Cultivating micro-organisms present in samples only shows a small fraction of the microbiome. Researchers therefore choose to study micro-organisms from eye samples via sequencing. This technique reads the DNA of the micro-organisms present. This will give researchers a detailed and diverse view on what lives on our ocular surface.
It's exactly the large amount of unknown information that makes research into the eye microbiome so interesting and fascinating.dr. Heleen Delbeke
In contrast to the microbiome of e.g. gut flora, the eye microbiome has not been studied much. Within Europe, not even one trial has been published. Dr. Heleen Delbeke: “It is exactly the large amount of unknown information which makes research into the eye microbiome so interesting and fascinating. Taking the samples has to be done with great care, because the eye contains a lot less bacteria than for instance the skin.”
Thousands of samples
Dr. Heleen Delbeke: “We ask the volunteers from whom we have taken an eye sample to fill out an extensive questionnaire. This enables us to link the eye microbiome to internal factors such as age and sex, but also external factors such as residence, screen usage and sporting habits. A telling example is an ardent swimmer. If someone swims three times a week, and the eyes are in contact with chlorine, this can have an influence on the eye microbiome. An other interesting example is the increase of dry eyes in post-menopausal women. By examing the eye microbiome we learn more about the hormonal influence on our eyes.”
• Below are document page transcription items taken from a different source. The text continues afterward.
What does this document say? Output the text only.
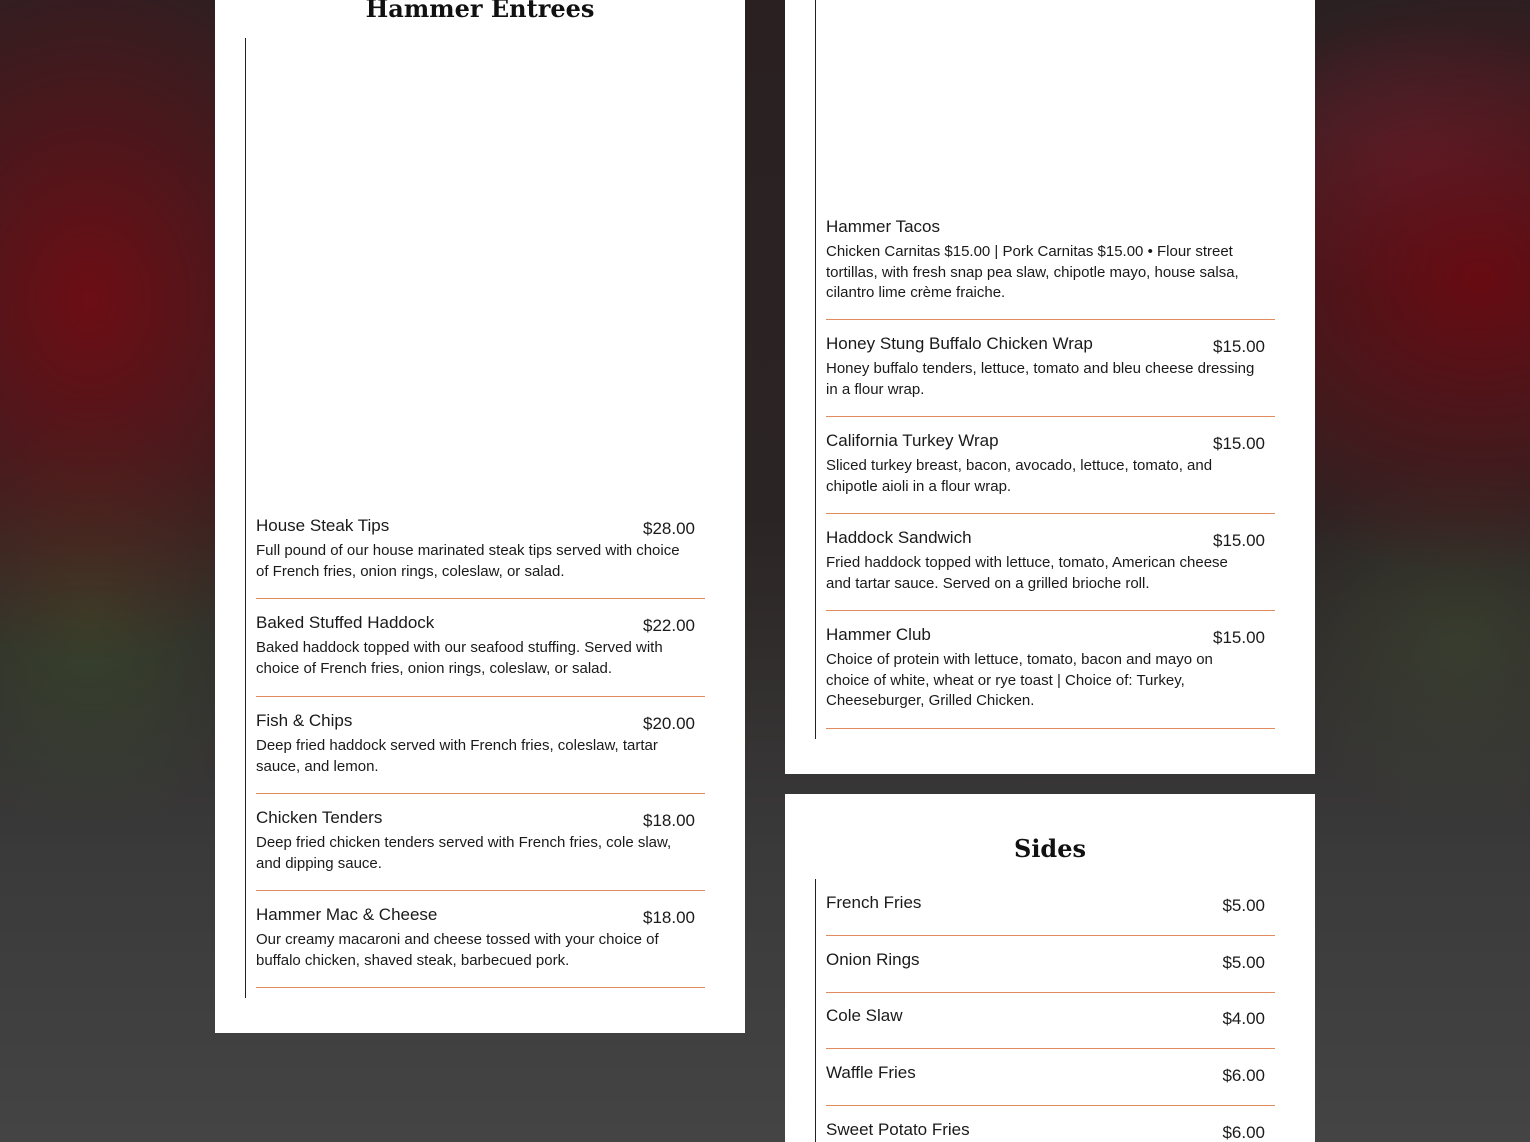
Hammer Entrees
House Steak Tips	$28.00

Full pound of our house marinated steak tips served with choice of French fries, onion rings, coleslaw, or salad.

Baked Stuffed Haddock	$22.00

Baked haddock topped with our seafood stuffing. Served with choice of French fries, onion rings, coleslaw, or salad.

Fish & Chips	$20.00

Deep fried haddock served with French fries, coleslaw, tartar sauce, and lemon.

Chicken Tenders	$18.00

Deep fried chicken tenders served with French fries, cole slaw, and dipping sauce.

Hammer Mac & Cheese	$18.00

Our creamy macaroni and cheese tossed with your choice of buffalo chicken, shaved steak, barbecued pork.

Hammer Tacos

Chicken Carnitas $15.00 | Pork Carnitas $15.00 • Flour street tortillas, with fresh snap pea slaw, chipotle mayo, house salsa, cilantro lime crème fraiche.

Honey Stung Buffalo Chicken Wrap	$15.00

Honey buffalo tenders, lettuce, tomato and bleu cheese dressing in a flour wrap.

California Turkey Wrap	$15.00

Sliced turkey breast, bacon, avocado, lettuce, tomato, and chipotle aioli in a flour wrap.

Haddock Sandwich	$15.00

Fried haddock topped with lettuce, tomato, American cheese and tartar sauce. Served on a grilled brioche roll.

Hammer Club	$15.00

Choice of protein with lettuce, tomato, bacon and mayo on choice of white, wheat or rye toast | Choice of: Turkey, Cheeseburger, Grilled Chicken.

Sides
French Fries	$5.00
Onion Rings	$5.00
Cole Slaw	$4.00
Waffle Fries	$6.00
Sweet Potato Fries	$6.00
By having the volunteers we took a sample from fill out a questionnaire, we can link variations in the eye microbiome to internal factors such as age and sex, but also to external factors such as residence, screen usage and sporting habits.Dr. Heleen Delbeke
In the autumn of 2019, the trial was officially launched on the Dag van de Wetenschap (Science Day). From more than 200 volunteers a sample was taken from both eyes. As soon as the corona pandemic allows, two eye samples from another 300 volunteers will be taken. In addition, part of the trial will be long-term, to be able to study changes in the eye microbiome over time. For this 25 people will be followed over a one year period and another 25 over a two-year period so that the influence specific factors such as seasons can also be assessed.
Impact cataract surgery on the eye microbiome
In the meantime, UZ Leuven will start a follow-up trial to further interpret the results from the first trial. In this trial researchers will delve deeper into the eye microbiome of people that have to undergo a cataract operation, a disorder that causes the lens to cloud over. By making a comparison between the micro-organisms on the ocular surface before and after cataract surgery, the effect of the use of disinfection, anaesthesia and medication during the procedure can be studied. Dr. Delbeke: “After a cataract operation, some people present complaints we do not always have an explanation for. We hope to find that explanation in this trial.”
The trials are in collaboration with prof. Marie Joossens, prof. dr. Ingele Casteels, prof. dr. Ingeborg Stalmans and the Fonds voor Academische Studies aan UZ Leuven.